A salvação culmina em uma experiência do Uno que não é pensamento, mas contato imóvel.
Essa experiência não é ciência, mas estado.
A synousia indica comunhão.
A experiência é menos visão do que saída de si, simplificação, abandono de si, desejo de contato, repouso e adesão.
A experiência do Uno não pode ser demonstrada, mas apenas sugerida por metáforas insuficientes.
A experiência é inefável e escapa à análise.
A citação afirma que a alma, ao inflamar-se de amor pelo Uno, “se despoja de todas as suas formas, e até da forma do inteligível que havia nela”.
A alma deve nada guardar para si, nem de bem nem de mal, para recebê-lo “de só para só”.

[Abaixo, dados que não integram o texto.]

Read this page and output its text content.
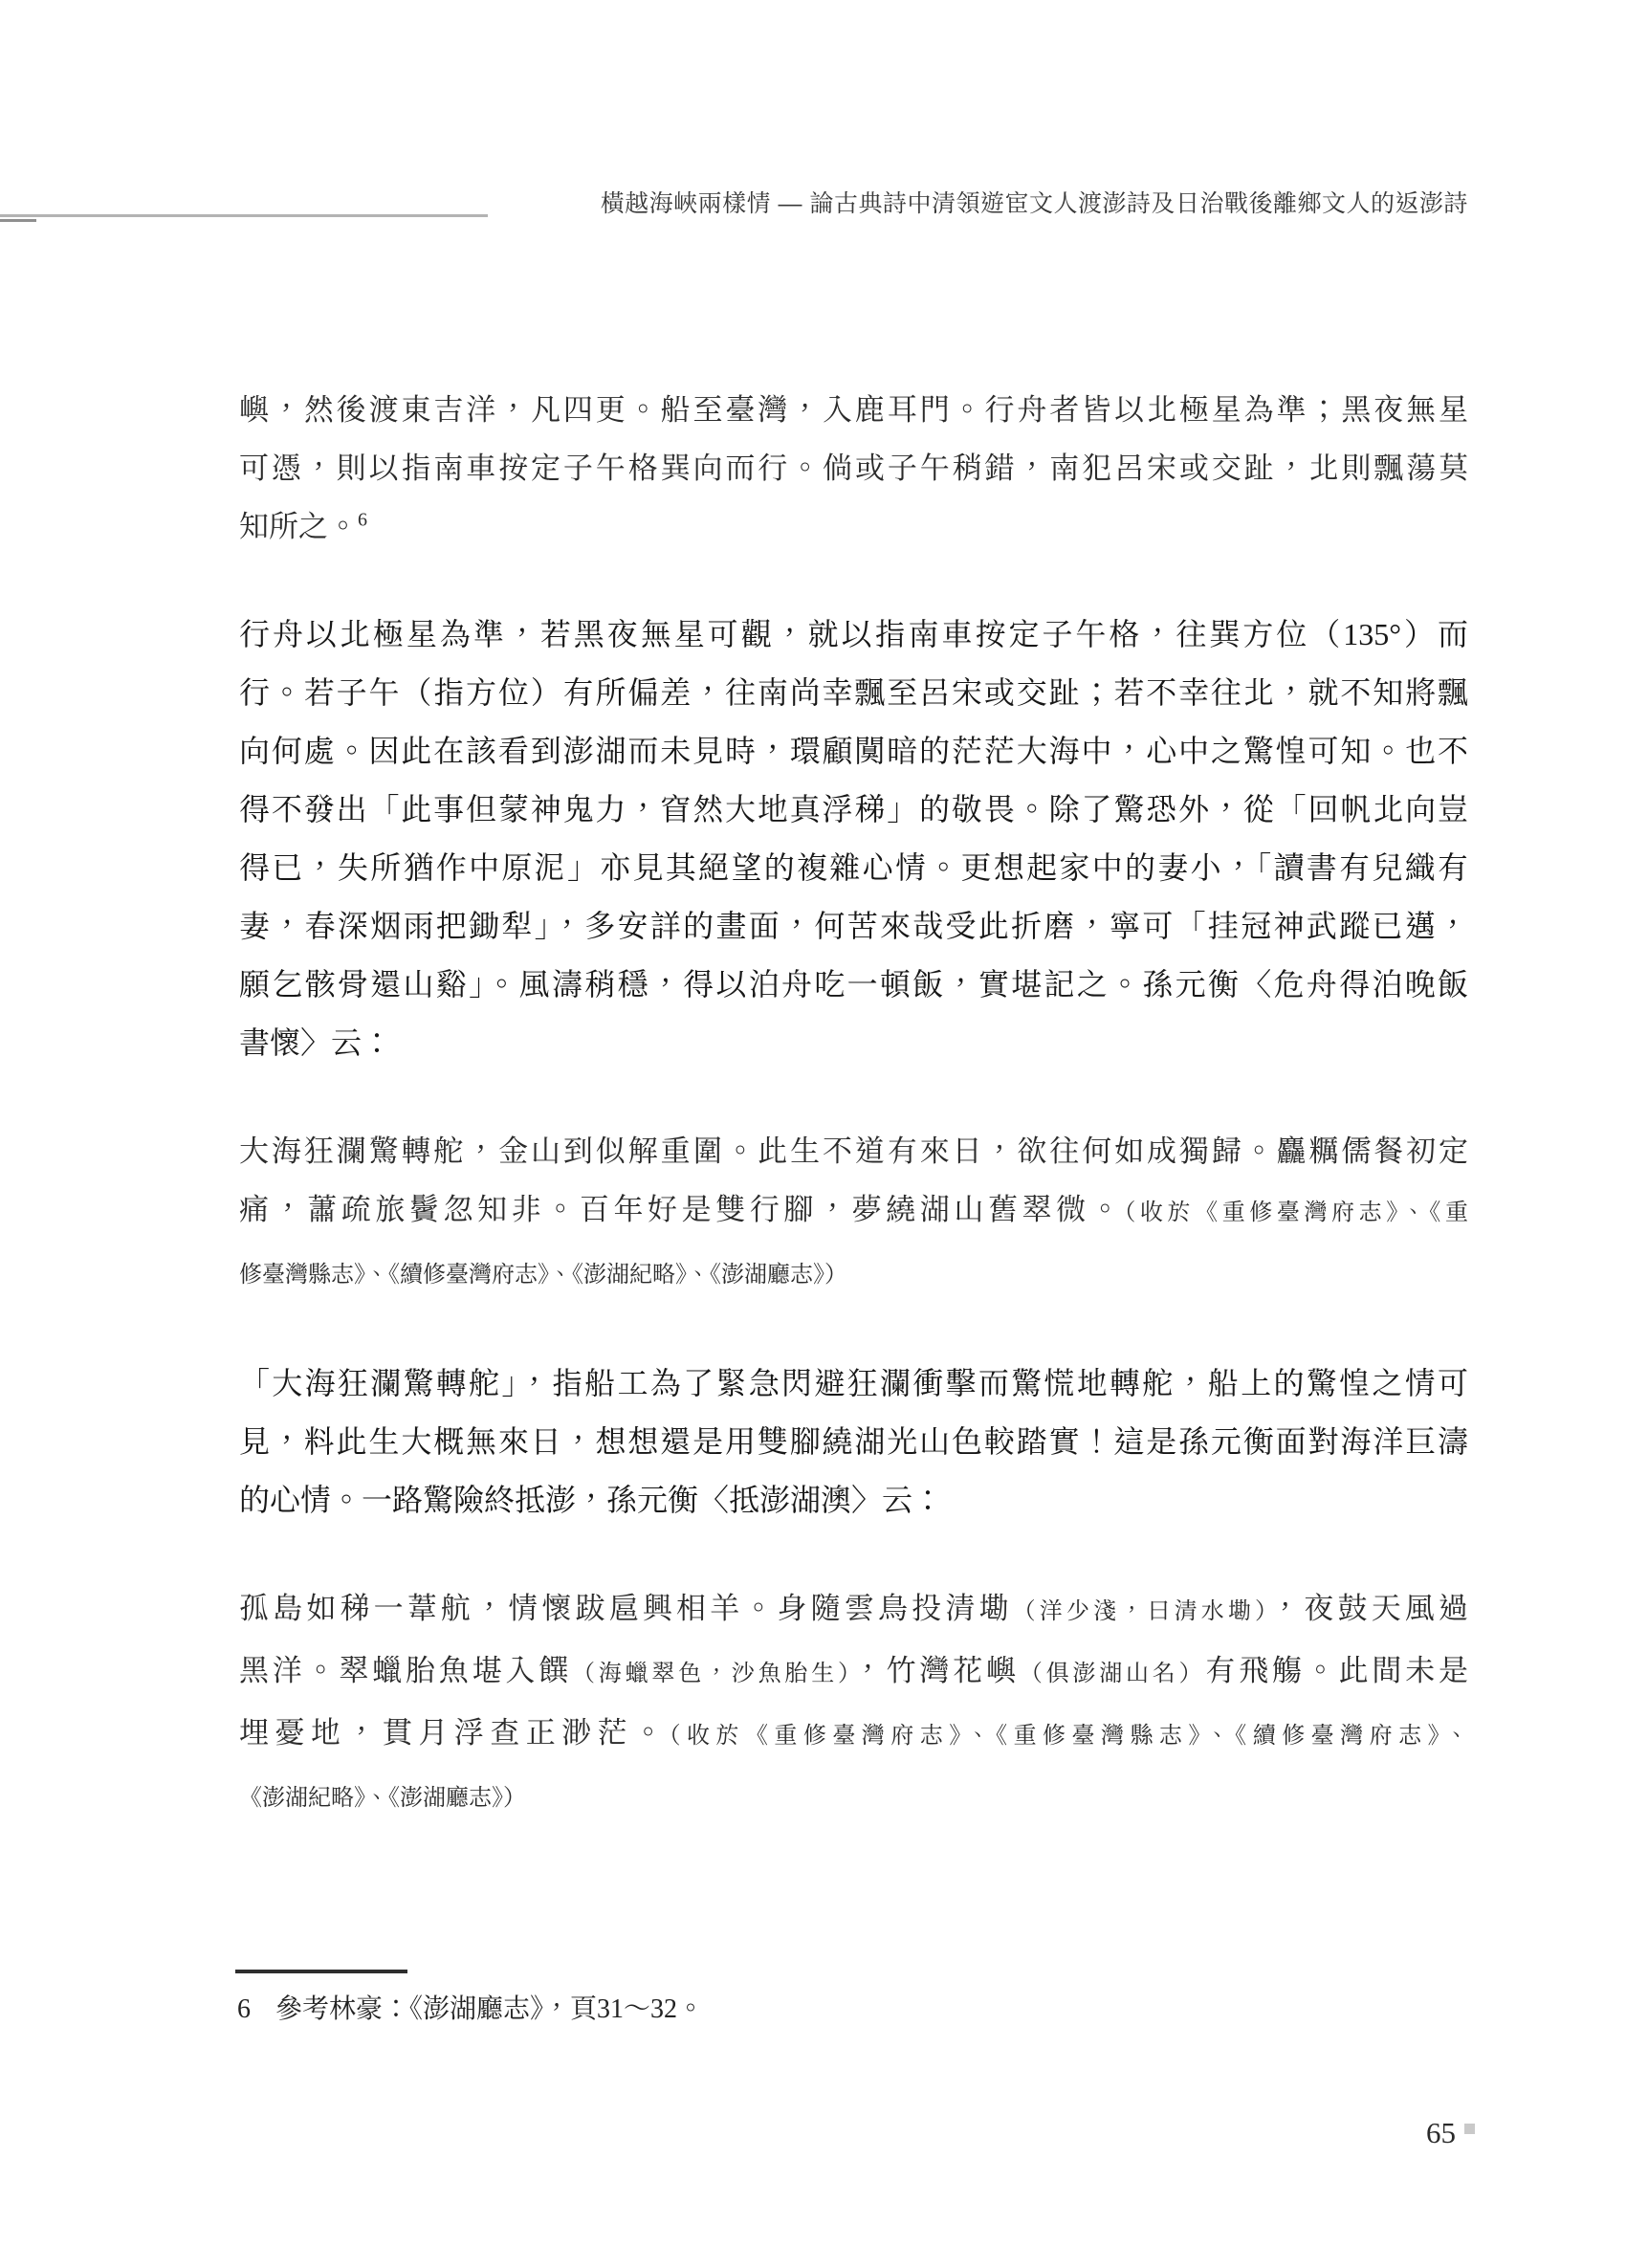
橫越海峽兩樣情 — 論古典詩中清領遊宦文人渡澎詩及日治戰後離鄉文人的返澎詩

嶼，然後渡東吉洋，凡四更。船至臺灣，入鹿耳門。行舟者皆以北極星為準；黑夜無星

可憑，則以指南車按定子午格巽向而行。倘或子午稍錯，南犯呂宋或交趾，北則飄蕩莫

知所之。$^6$

行舟以北極星為準，若黑夜無星可觀，就以指南車按定子午格，往巽方位（135°）而

行。若子午（指方位）有所偏差，往南尚幸飄至呂宋或交趾；若不幸往北，就不知將飄

向何處。因此在該看到澎湖而未見時，環顧闃暗的茫茫大海中，心中之驚惶可知。也不

得不發出「此事但蒙神鬼力，窅然大地真浮稊」的敬畏。除了驚恐外，從「回帆北向豈

得已，失所猶作中原泥」亦見其絕望的複雜心情。更想起家中的妻小，「讀書有兒織有

妻，春深烟雨把鋤犁」，多安詳的畫面，何苦來哉受此折磨，寧可「挂冠神武蹤已邁，

願乞骸骨還山谿」。風濤稍穩，得以泊舟吃一頓飯，實堪記之。孫元衡〈危舟得泊晚飯

書懷〉云：

大海狂瀾驚轉舵，金山到似解重圍。此生不道有來日，欲往何如成獨歸。麤糲儒餐初定

痛，蕭疏旅鬢忽知非。百年好是雙行腳，夢繞湖山舊翠微。（收於《重修臺灣府志》、《重

修臺灣縣志》、《續修臺灣府志》、《澎湖紀略》、《澎湖廳志》）

「大海狂瀾驚轉舵」，指船工為了緊急閃避狂瀾衝擊而驚慌地轉舵，船上的驚惶之情可

見，料此生大概無來日，想想還是用雙腳繞湖光山色較踏實！這是孫元衡面對海洋巨濤

的心情。一路驚險終抵澎，孫元衡〈抵澎湖澳〉云：

孤島如稊一葦航，情懷跋扈興相羊。身隨雲鳥投清墈（洋少淺，曰清水墈），夜鼓天風過

黑洋。翠蠟胎魚堪入饌（海蠟翠色，沙魚胎生），竹灣花嶼（俱澎湖山名）有飛觴。此間未是

埋憂地，貫月浮查正渺茫。（收於《重修臺灣府志》、《重修臺灣縣志》、《續修臺灣府志》、

《澎湖紀略》、《澎湖廳志》）

6 參考林豪：《澎湖廳志》，頁31～32。
65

Quando a presença se manifesta, “nada há entre ela e ele; não são mais dois, mas os dois são um só”.
A alma não sente mais o corpo, não se chama homem, ser animado, ser ou qualquer outra coisa.
A alegria experimentada não vem de um prurido do corpo, mas do retorno à felicidade de outrora.
A alma despreza honras, poder, riqueza, beleza e ciência ao encontrar um bem superior.
A citação conclui que, mesmo se tudo ao redor fosse destruído, a alma consentiria nisso para permanecer junto dele “de só para só”.
A experiência mística do Uno é rara, mas revela como normal e permanente a presença eterna que funda toda realidade.
A certeza dessa solução experimental da salvação depende da experiência pessoal e do testemunho dos que viram.
Porfírio relata que Plotino alcançou essa experiência apenas quatro vezes.
A presença do Uno é condição real de toda realidade.
Pensamento, vida, ação, multiplicidade, tempo, mundo e até hipóstases podem obscurecer essa presença.
A estase mística corrige a estase metafísica pela qual as manifestações saem do Uno na processão.
A tentativa plotiniana de inserir uma mística no racionalismo grego introduz um elemento novo e duradouro na filosofia ocidental.
O ponto de partida de Plotino permanece próximo das teorias contemporâneas de salvação.
O conhecimento é compreendido como cumprimento de uma libertação.
A interioridade viva e vivida do eu torna-se componente essencial da metafísica.
A citação afirma: “o ego torna-se um termo filosófico”.
Julius Stenzel e Emile Brehier são mencionados a propósito dessa virada.
As Enéadas conferem à consciência filosófica um acento original e preparam o advento de um idealismo ainda ativo nas especulações modernas.